Signal · Cash
Early-payment discount economics
Estimates the annualised return of negotiating a 2/10 net-30 style early-pay discount with suppliers you already pay early — often ~37% APR on your working capital.
Cash
What the signal measures
Estimates the annualised return of negotiating a 2/10 net-30 style early-pay discount with suppliers you already pay early — often ~37% APR on your working capital.
Why it matters
When a supplier offers "2/10 net 30" (2% discount if paid within 10 days, otherwise net 30), the annualised return on paying early is roughly 37% APR — enormous relative to any short-term savings account. Most owners either miss the offer or intuit "2% is small" and skip it. Compass computes the APR-equivalent so you can compare like-for-like with your other uses of cash.
How to act on it
If your cash position supports it, take the discount on the largest applicable bills — the £ savings compound over the year. If it does not, use the discount as leverage in your next terms negotiation. The drafted action is a supplier note either accepting the discount or opening the negotiation.

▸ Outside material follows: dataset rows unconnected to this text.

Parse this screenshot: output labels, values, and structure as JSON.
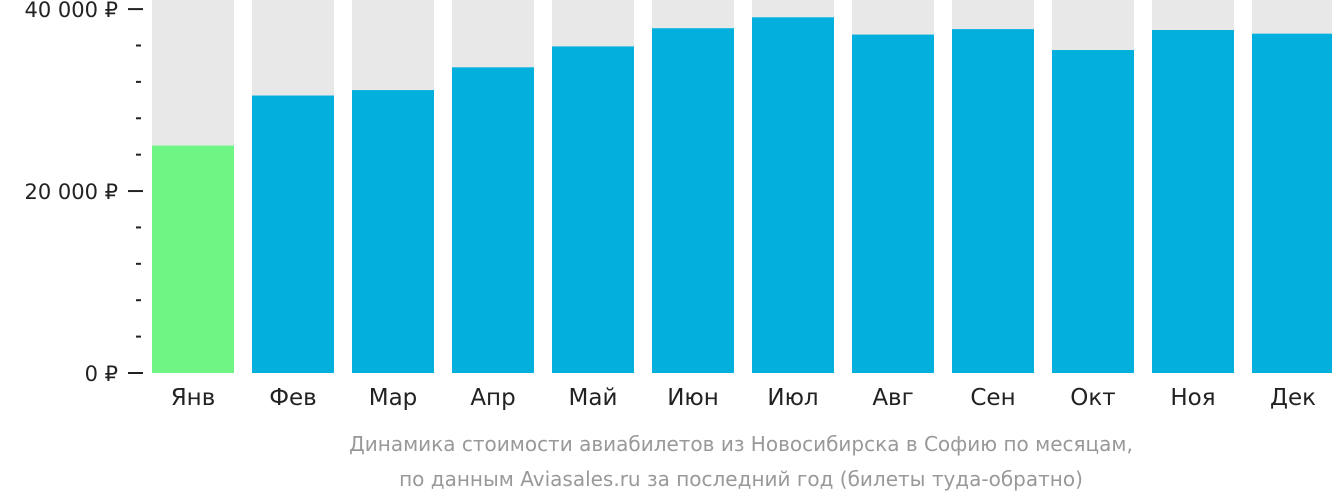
{
  "chart_data": {
    "type": "bar",
    "categories": [
      "Янв",
      "Фев",
      "Мар",
      "Апр",
      "Май",
      "Июн",
      "Июл",
      "Авг",
      "Сен",
      "Окт",
      "Ноя",
      "Дек"
    ],
    "values": [
      25000,
      30500,
      31100,
      33600,
      35900,
      37900,
      39100,
      37200,
      37800,
      35500,
      37700,
      37300
    ],
    "ylim": [
      0,
      41000
    ],
    "y_major_ticks": [
      0,
      20000,
      40000
    ],
    "y_tick_labels": [
      "0 ₽",
      "20 000 ₽",
      "40 000 ₽"
    ],
    "y_minor_step": 4000,
    "highlight_index": 0,
    "colors": {
      "bar": "#03b0dd",
      "highlight": "#6ef584",
      "background_bar": "#e8e8e8",
      "axis": "#222222"
    },
    "caption_line1": "Динамика стоимости авиабилетов из Новосибирска в Софию по месяцам,",
    "caption_line2": "по данным Aviasales.ru за последний год (билеты туда-обратно)"
  }
}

Worked example — fixture consultancy
On the fixture we simulate a discount conversation with the office rent supplier: at £500/mo, a 2% discount is £120/year for essentially zero effort — easy yes. On a £5k software subscription the number scales linearly and becomes a small but real line-item. Compass ranks by £ impact so the biggest levers surface first.
Deterministic maths, AI writes the words.
Every number in this signal is computed by unit-tested TypeScript in
src/signals/earlyPaymentDiscountEconomics.ts.
The AI drafts only the wording of the suggested action, never a figure.